Le 24 avril, le NYISO a publié son évaluation annuelle de la fiabilité estivale, et les conclusions donnent à réfléchir : New York fait face à sa marge de fiabilité la plus faible de son histoire récente. Alors que l’État fait évoluer son réseau électrique, la marge de sécurité entre « l’éclairage allumé » et « la panne du réseau » s’est réduite à une fine ligne.
Ce qu’il faut savoir : les chiffres derrière le risque
La marge de fiabilité (c’est-à-dire l’écart entre l’énergie disponible et la demande prévue) a chuté à seulement 417 MW dans des conditions de référence. Pour mettre ça en perspective, c’est l’excédent le plus faible que l’État ait connu depuis des années.
- Ressources totales disponibles : 34 615 MW
- Demande de pointe prévue : 31 578 MW
- Réserves d’exploitation requises : 2 620 MW
Bien que les calculs suggèrent un excédent, le NYISO est tenu par le Conseil de fiabilité de l’État de New York de conserver plus de 2 600 MW en réserve pour les urgences. Si l’on tient compte de ces réserves obligatoires, l’État fonctionne avec une marge d’erreur très réduite.
Pourquoi la marge se réduit
Le NYISO identifie trois principaux «facteurs de stress » qui convergent cet été pour créer un environnement à haut risque :
- Des infrastructures vieillissantes : les centrales électriques existantes vieillissent et deviennent moins fiables, fonctionnant souvent en dessous de leur capacité nominale.
- Le réseau en transition : New York s’engage résolument dans la voie des énergies renouvelables. Cependant, les anciennes ressources « dispatchables » à base de combustibles fossiles sont mises hors service plus rapidement que de nouvelles capacités fiables ne peuvent être ajoutées au réseau.
- Goulots d’étranglement au niveau du transport : même lorsque l’électricité est produite, son acheminement depuis les sources situées dans le nord de l’État vers les centres à forte demande de New York reste un défi logistique de taille.
Le réseau électrique de New York devrait pouvoir faire face à un été normal, mais une chaleur extrême pourrait rapidement le pousser au-delà de ses limites.

Selon des projections récentes, si la ville subissait une vague de chaleur de 35 °C pendant trois jours ou plus, le réseau pourrait afficher un déficit d’environ 1 679 mégawatts.
Si les températures grimpent encore plus haut, jusqu’à 37 °C, ce déficit pourrait plus que doubler pour atteindre 3 370 mégawatts. Dans de telles situations, la demande en électricité dépasserait l’offre, obligeant les opérateurs du réseau à prendre des mesures d’urgence allant au-delà des opérations normales.
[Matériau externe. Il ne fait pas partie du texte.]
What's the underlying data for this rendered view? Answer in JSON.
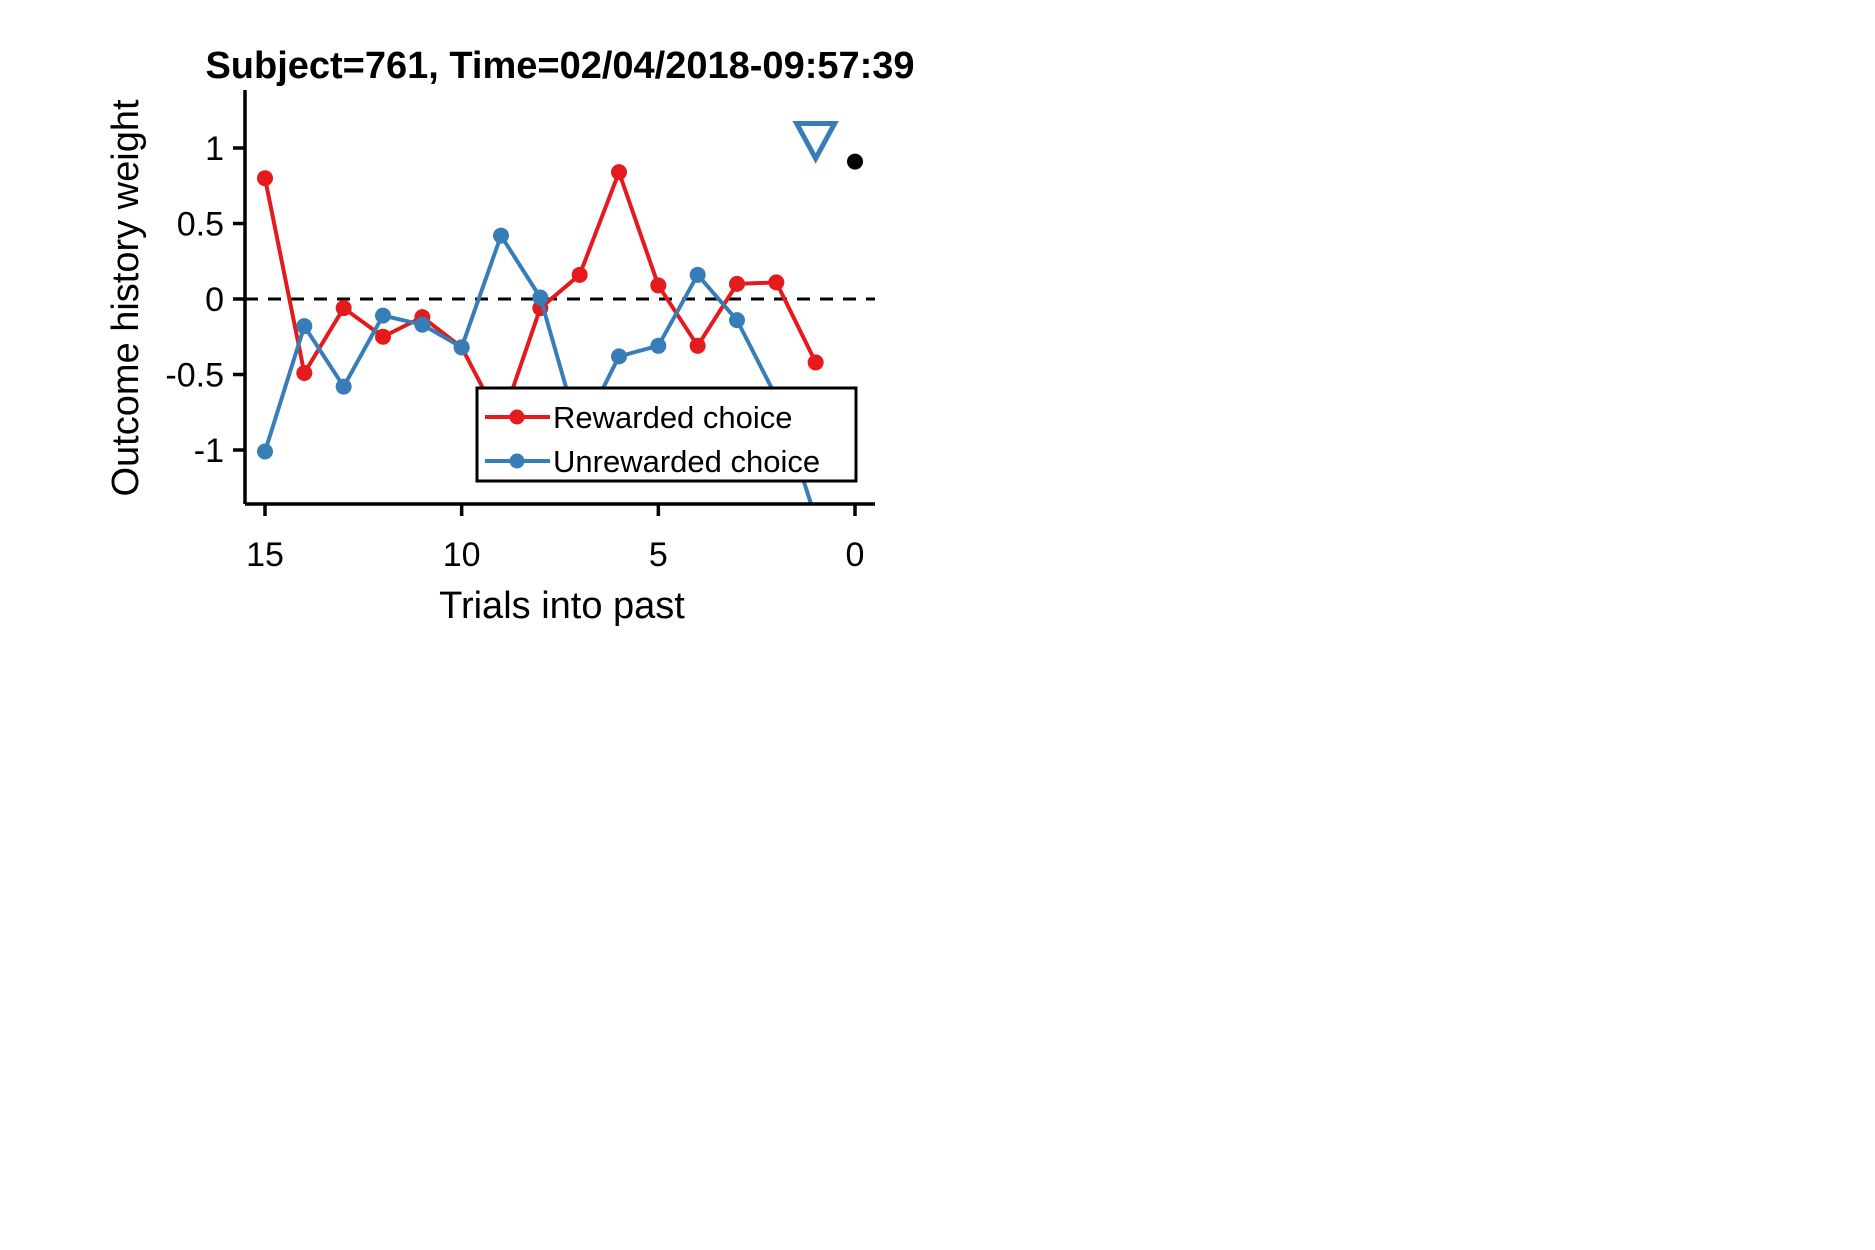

Selon les responsables, l’un des principaux problèmes est le manque de nouvelles sources d’énergie fiables pouvant être rapidement mises en service en cas de pic de demande.
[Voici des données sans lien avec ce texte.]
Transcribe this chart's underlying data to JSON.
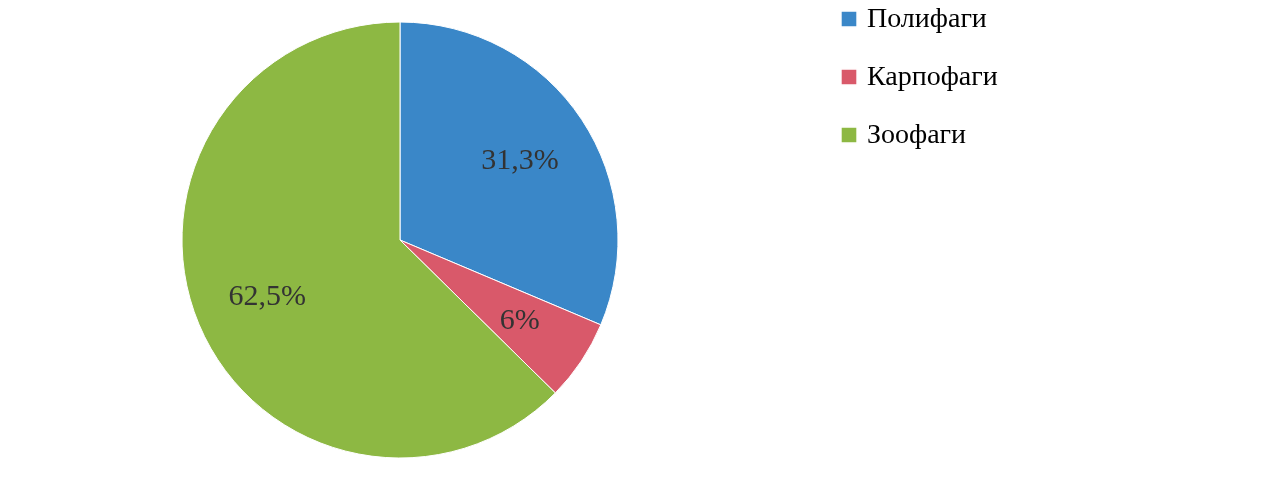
{
  "chart_data": {
    "type": "pie",
    "categories": [
      "Полифаги",
      "Карпофаги",
      "Зоофаги"
    ],
    "values": [
      31.3,
      6,
      62.5
    ],
    "colors": [
      "#3a87c8",
      "#d9596a",
      "#8db843"
    ],
    "value_labels": [
      "31,3%",
      "6%",
      "62,5%"
    ],
    "legend": "right"
  }
}
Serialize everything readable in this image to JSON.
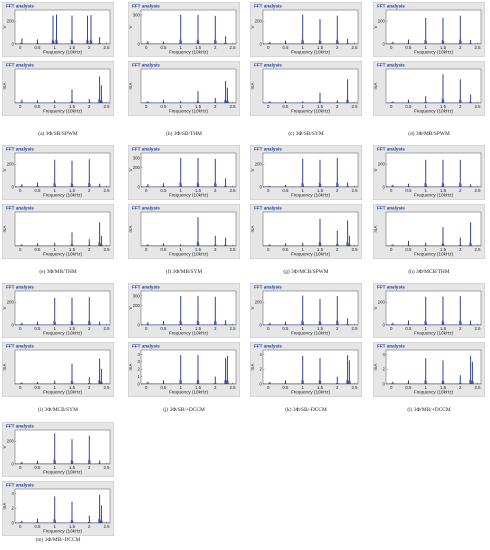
{
  "common": {
    "window_title": "FFT analysis",
    "xlabel": "Frequency (10kHz)",
    "xticks": [
      "0",
      "0.5",
      "1",
      "1.5",
      "2",
      "2.5"
    ],
    "xlim": [
      -0.15,
      2.6
    ]
  },
  "colors": {
    "panel_bg": "#e6e6e6",
    "plot_bg": "#ffffff",
    "bar": "#1c2f8f",
    "title_text": "#1a3c9c"
  },
  "chart_data": [
    {
      "type": "bar",
      "title": "(a) 3Φ/SB/SPWM",
      "voltage": {
        "ylabel": "V",
        "yticks": [
          "0",
          "200"
        ],
        "ylim": [
          0,
          300
        ],
        "x": [
          0.05,
          0.5,
          0.95,
          1.05,
          1.5,
          1.95,
          2.05,
          2.3
        ],
        "values": [
          50,
          40,
          250,
          260,
          250,
          250,
          255,
          60
        ]
      },
      "current": {
        "ylabel": "mA",
        "yticks": [],
        "ylim": [
          0,
          100
        ],
        "x": [
          0.05,
          0.5,
          1.0,
          1.5,
          2.0,
          2.3,
          2.35
        ],
        "values": [
          10,
          8,
          8,
          40,
          12,
          78,
          52
        ]
      }
    },
    {
      "type": "bar",
      "title": "(b) 3Φ/SB/THM",
      "voltage": {
        "ylabel": "V",
        "yticks": [
          "0",
          "300"
        ],
        "ylim": [
          0,
          350
        ],
        "x": [
          0.05,
          0.5,
          1.0,
          1.5,
          2.0,
          2.3
        ],
        "values": [
          30,
          25,
          300,
          300,
          290,
          80
        ]
      },
      "current": {
        "ylabel": "mA",
        "yticks": [],
        "ylim": [
          0,
          100
        ],
        "x": [
          0.05,
          0.5,
          1.0,
          1.5,
          2.0,
          2.3,
          2.35
        ],
        "values": [
          5,
          10,
          6,
          35,
          15,
          65,
          45
        ]
      }
    },
    {
      "type": "bar",
      "title": "(c) 3Φ/SB/SYM",
      "voltage": {
        "ylabel": "V",
        "yticks": [
          "0",
          "200"
        ],
        "ylim": [
          0,
          300
        ],
        "x": [
          0.05,
          0.5,
          1.0,
          1.5,
          2.0,
          2.3
        ],
        "values": [
          20,
          30,
          260,
          220,
          250,
          45
        ]
      },
      "current": {
        "ylabel": "mA",
        "yticks": [],
        "ylim": [
          0,
          100
        ],
        "x": [
          0.05,
          0.5,
          1.0,
          1.5,
          2.0,
          2.3
        ],
        "values": [
          5,
          6,
          5,
          30,
          8,
          70
        ]
      }
    },
    {
      "type": "bar",
      "title": "(d) 3Φ/MB/SPWM",
      "voltage": {
        "ylabel": "V",
        "yticks": [
          "0",
          "200"
        ],
        "ylim": [
          0,
          300
        ],
        "x": [
          0.05,
          0.5,
          1.0,
          1.5,
          2.0,
          2.3
        ],
        "values": [
          20,
          40,
          230,
          230,
          250,
          35
        ]
      },
      "current": {
        "ylabel": "mA",
        "yticks": [],
        "ylim": [
          0,
          100
        ],
        "x": [
          0.05,
          0.5,
          1.0,
          1.5,
          2.0,
          2.3
        ],
        "values": [
          5,
          10,
          20,
          85,
          70,
          25
        ]
      }
    },
    {
      "type": "bar",
      "title": "(e) 3Φ/MB/THM",
      "voltage": {
        "ylabel": "V",
        "yticks": [
          "0",
          "200"
        ],
        "ylim": [
          0,
          300
        ],
        "x": [
          0.05,
          0.5,
          1.0,
          1.5,
          2.0,
          2.3
        ],
        "values": [
          25,
          40,
          240,
          230,
          245,
          30
        ]
      },
      "current": {
        "ylabel": "mA",
        "yticks": [],
        "ylim": [
          0,
          100
        ],
        "x": [
          0.05,
          0.5,
          1.0,
          1.5,
          2.0,
          2.3,
          2.35
        ],
        "values": [
          5,
          8,
          10,
          40,
          20,
          70,
          30
        ]
      }
    },
    {
      "type": "bar",
      "title": "(f) 3Φ/MB/SYM",
      "voltage": {
        "ylabel": "V",
        "yticks": [
          "0",
          "200",
          "300"
        ],
        "ylim": [
          0,
          350
        ],
        "x": [
          0.05,
          0.5,
          1.0,
          1.5,
          2.0,
          2.3
        ],
        "values": [
          30,
          40,
          300,
          300,
          290,
          90
        ]
      },
      "current": {
        "ylabel": "mA",
        "yticks": [],
        "ylim": [
          0,
          100
        ],
        "x": [
          0.05,
          0.5,
          1.0,
          1.5,
          2.0,
          2.3
        ],
        "values": [
          5,
          8,
          5,
          85,
          30,
          25
        ]
      }
    },
    {
      "type": "bar",
      "title": "(g) 3Φ/MCB/SPWM",
      "voltage": {
        "ylabel": "V",
        "yticks": [
          "0",
          "200"
        ],
        "ylim": [
          0,
          300
        ],
        "x": [
          0.05,
          0.5,
          1.0,
          1.5,
          2.0,
          2.3
        ],
        "values": [
          10,
          20,
          250,
          240,
          255,
          40
        ]
      },
      "current": {
        "ylabel": "mA",
        "yticks": [],
        "ylim": [
          0,
          100
        ],
        "x": [
          0.05,
          0.5,
          1.0,
          1.5,
          2.0,
          2.3,
          2.35
        ],
        "values": [
          5,
          8,
          10,
          80,
          45,
          75,
          30
        ]
      }
    },
    {
      "type": "bar",
      "title": "(h) 3Φ/MCB/THM",
      "voltage": {
        "ylabel": "V",
        "yticks": [
          "0",
          "200"
        ],
        "ylim": [
          0,
          300
        ],
        "x": [
          0.05,
          0.5,
          1.0,
          1.5,
          2.0,
          2.3
        ],
        "values": [
          20,
          30,
          240,
          240,
          240,
          25
        ]
      },
      "current": {
        "ylabel": "mA",
        "yticks": [],
        "ylim": [
          0,
          100
        ],
        "x": [
          0.05,
          0.5,
          1.0,
          1.5,
          2.0,
          2.3
        ],
        "values": [
          5,
          15,
          10,
          55,
          25,
          70
        ]
      }
    },
    {
      "type": "bar",
      "title": "(i) 3Φ/MCB/SYM",
      "voltage": {
        "ylabel": "V",
        "yticks": [
          "0",
          "200"
        ],
        "ylim": [
          0,
          300
        ],
        "x": [
          0.05,
          0.5,
          1.0,
          1.5,
          2.0,
          2.3
        ],
        "values": [
          20,
          30,
          240,
          240,
          245,
          30
        ]
      },
      "current": {
        "ylabel": "mA",
        "yticks": [],
        "ylim": [
          0,
          100
        ],
        "x": [
          0.05,
          0.5,
          1.0,
          1.5,
          2.0,
          2.3,
          2.35
        ],
        "values": [
          5,
          6,
          10,
          60,
          20,
          75,
          45
        ]
      }
    },
    {
      "type": "bar",
      "title": "(j) 3Φ/SB/+DCCM",
      "voltage": {
        "ylabel": "V",
        "yticks": [
          "0",
          "200",
          "300"
        ],
        "ylim": [
          0,
          350
        ],
        "x": [
          0.05,
          0.5,
          1.0,
          1.5,
          2.0,
          2.3
        ],
        "values": [
          30,
          40,
          300,
          300,
          290,
          50
        ]
      },
      "current": {
        "ylabel": "mA",
        "yticks": [
          "0",
          "1",
          "2",
          "3",
          "4"
        ],
        "ylim": [
          0,
          4.6
        ],
        "x": [
          0.05,
          0.5,
          1.0,
          1.5,
          2.0,
          2.3,
          2.35
        ],
        "values": [
          0.3,
          0.5,
          3.9,
          3.9,
          1.0,
          3.5,
          3.8
        ]
      }
    },
    {
      "type": "bar",
      "title": "(k) 3Φ/SB/-DCCM",
      "voltage": {
        "ylabel": "V",
        "yticks": [
          "0",
          "200"
        ],
        "ylim": [
          0,
          300
        ],
        "x": [
          0.05,
          0.5,
          1.0,
          1.5,
          2.0,
          2.3
        ],
        "values": [
          20,
          30,
          260,
          230,
          255,
          60
        ]
      },
      "current": {
        "ylabel": "mA",
        "yticks": [
          "0",
          "2",
          "4"
        ],
        "ylim": [
          0,
          4.6
        ],
        "x": [
          0.05,
          0.5,
          1.0,
          1.5,
          2.0,
          2.3,
          2.35
        ],
        "values": [
          0.3,
          0.5,
          3.8,
          3.5,
          1.0,
          3.9,
          3.2
        ]
      }
    },
    {
      "type": "bar",
      "title": "(l) 3Φ/MB/+DCCM",
      "voltage": {
        "ylabel": "V",
        "yticks": [
          "0",
          "200"
        ],
        "ylim": [
          0,
          300
        ],
        "x": [
          0.05,
          0.5,
          1.0,
          1.5,
          2.0,
          2.3
        ],
        "values": [
          20,
          40,
          250,
          250,
          255,
          40
        ]
      },
      "current": {
        "ylabel": "mA",
        "yticks": [
          "0",
          "2",
          "4"
        ],
        "ylim": [
          0,
          4.6
        ],
        "x": [
          0.05,
          0.5,
          1.0,
          1.5,
          2.0,
          2.3,
          2.35
        ],
        "values": [
          0.3,
          0.5,
          3.5,
          3.2,
          1.2,
          3.8,
          3.0
        ]
      }
    },
    {
      "type": "bar",
      "title": "(m) 3Φ/MB/-DCCM",
      "voltage": {
        "ylabel": "V",
        "yticks": [
          "0",
          "200"
        ],
        "ylim": [
          0,
          300
        ],
        "x": [
          0.05,
          0.5,
          1.0,
          1.5,
          2.0,
          2.3
        ],
        "values": [
          20,
          30,
          270,
          220,
          250,
          30
        ]
      },
      "current": {
        "ylabel": "mA",
        "yticks": [
          "0",
          "2",
          "4"
        ],
        "ylim": [
          0,
          4.6
        ],
        "x": [
          0.05,
          0.5,
          1.0,
          1.5,
          2.0,
          2.3,
          2.35
        ],
        "values": [
          0.3,
          0.6,
          3.6,
          2.9,
          1.0,
          3.8,
          2.4
        ]
      }
    }
  ]
}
Pour y remédier, les opérateurs du réseau travaillent avec les propriétaires de centrales électriques pour maintenir les anciennes installations en service pendant les périodes de pointe, se coordonnent avec les États voisins pour importer de l’électricité en cas de besoin et s’associent à des agences gouvernementales pour accélérer le développement de nouveaux projets énergétiques.
Ce que cela signifie pour les New-Yorkais
Pour de nombreux habitants ou chefs d’entreprise de New York, cet été exige de se préparer mentalement.
- Reste informé : s’abonner aux alertes des services publics locaux (comme Con Edison) et suivre les communiqués de presse du NYISO sera essentiel pour traverser les mois les plus chauds de 2026.
- Attends-toi à des « journées d’économie d’énergie » : lors de journées particulièrement humides et sans vent, tu recevras probablement des notifications t’invitant à réduire ta consommation d’électricité pendant les heures de pointe de l’après-midi (généralement de 14 h à 20 h).
- Fiabilité vs réalité : bien que le NYISO soit soumis à une surveillance stricte de la part des autorités fédérales et de l’État, cette « marge réduite » signifie qu’une seule panne majeure d’équipement pendant une vague de chaleur pourrait déclencher des coupures de courant localisées.